Syria bans full Islamic face veils at universities1
Last week, France's lower house of parliament overwhelmingly approved a ban on both the niqab and the burqa, which covers even a woman's eyes, in an effort to define and protect French values — a move that angered many in the country's large Muslim community.
The measure goes before the Senate in September; its biggest hurdle could come when France's constitutional watchdog scrutinizes it later. A controversial 2004 law in France earlier prohibited Muslim headscarves and other "ostentatious" religious symbols in the classrooms of French primary and secondary public schools.Office 2007 Professional can give people so much convenience.
Opponents say such bans violate freedom of religion and personal choice, and will stigmatize all Muslims.
In Damascus, a 19-year-old university student who would give only her first name, Duaa, said she hopes to continue wearing her niqab to classes when the next term begins in the fall, despite the ban.
Otherwise, she said, she will not be able to study.
"The niqab is a religious obligation," said the woman, who would not give her surname because she was uncomfortable speaking out against the ban. "I cannot go without it."
Nadia, a 44-year-old science teacher in Damascus who was reassigned last month because of her veil, said: "Wearing my niqab is a personal decision."
"It reflects my freedom," she said, also declining to give her full name.

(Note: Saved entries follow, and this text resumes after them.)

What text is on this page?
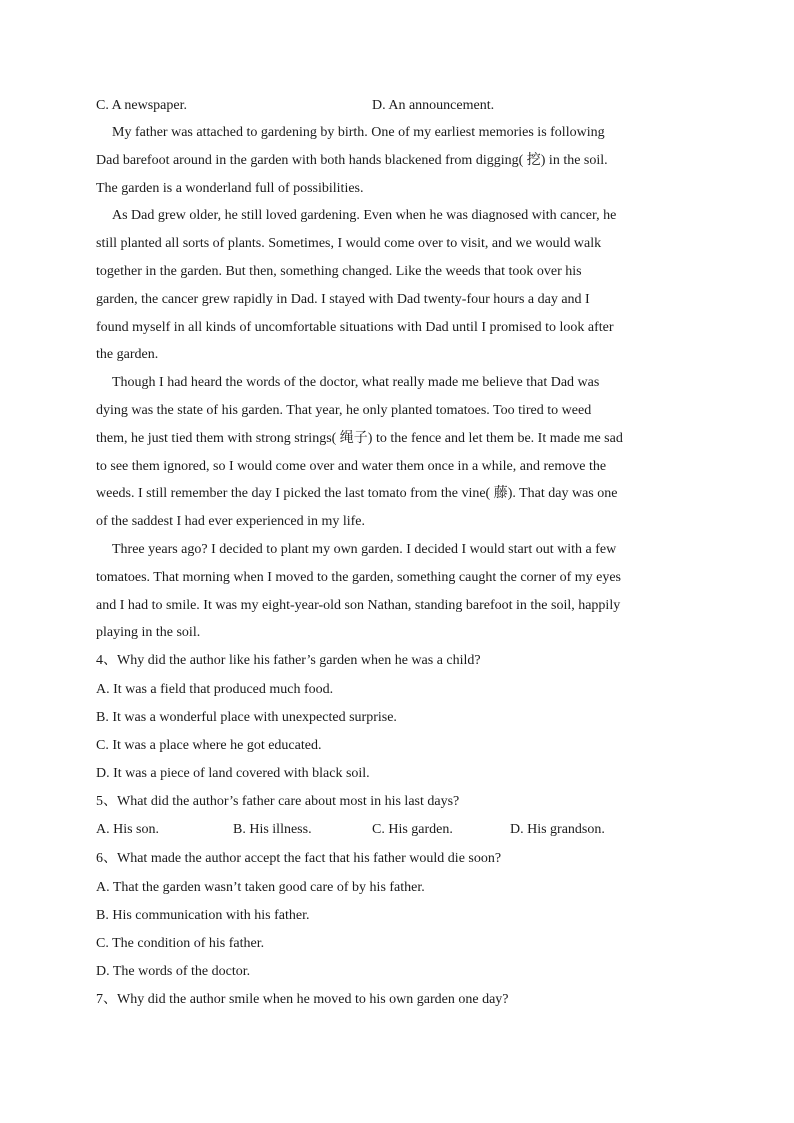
C. A newspaper.	D. An announcement.
My father was attached to gardening by birth. One of my earliest memories is following
Dad barefoot around in the garden with both hands blackened from digging( 挖) in the soil.
The garden is a wonderland full of possibilities.
As Dad grew older, he still loved gardening. Even when he was diagnosed with cancer, he
still planted all sorts of plants. Sometimes, I would come over to visit, and we would walk
together in the garden. But then, something changed. Like the weeds that took over his
garden, the cancer grew rapidly in Dad. I stayed with Dad twenty-four hours a day and I
found myself in all kinds of uncomfortable situations with Dad until I promised to look after
the garden.
Though I had heard the words of the doctor, what really made me believe that Dad was
dying was the state of his garden. That year, he only planted tomatoes. Too tired to weed
them, he just tied them with strong strings( 绳子) to the fence and let them be. It made me sad
to see them ignored, so I would come over and water them once in a while, and remove the
weeds. I still remember the day I picked the last tomato from the vine( 藤). That day was one
of the saddest I had ever experienced in my life.
Three years ago? I decided to plant my own garden. I decided I would start out with a few
tomatoes. That morning when I moved to the garden, something caught the corner of my eyes
and I had to smile. It was my eight-year-old son Nathan, standing barefoot in the soil, happily
playing in the soil.
4、Why did the author like his father’s garden when he was a child?
A. It was a field that produced much food.
B. It was a wonderful place with unexpected surprise.
C. It was a place where he got educated.
D. It was a piece of land covered with black soil.
5、What did the author’s father care about most in his last days?
A. His son.	B. His illness.	C. His garden.	D. His grandson.
6、What made the author accept the fact that his father would die soon?
A. That the garden wasn’t taken good care of by his father.
B. His communication with his father.
C. The condition of his father.
D. The words of the doctor.
7、Why did the author smile when he moved to his own garden one day?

In European countries, particularly France, the debate has turned on questions of how to integrate immigrants and balance a minority's rights with secular opinion that the garb is an affront to women.
But in the Middle East — particularly Syria and Egypt, where there have been efforts to ban the niqab in the dorms of public universities — experts say the issue underscores the gulf between the secular elite and largely impoverished lower classes who find solace in religion.
Some observers say the bans also stem in part from fear of dissent.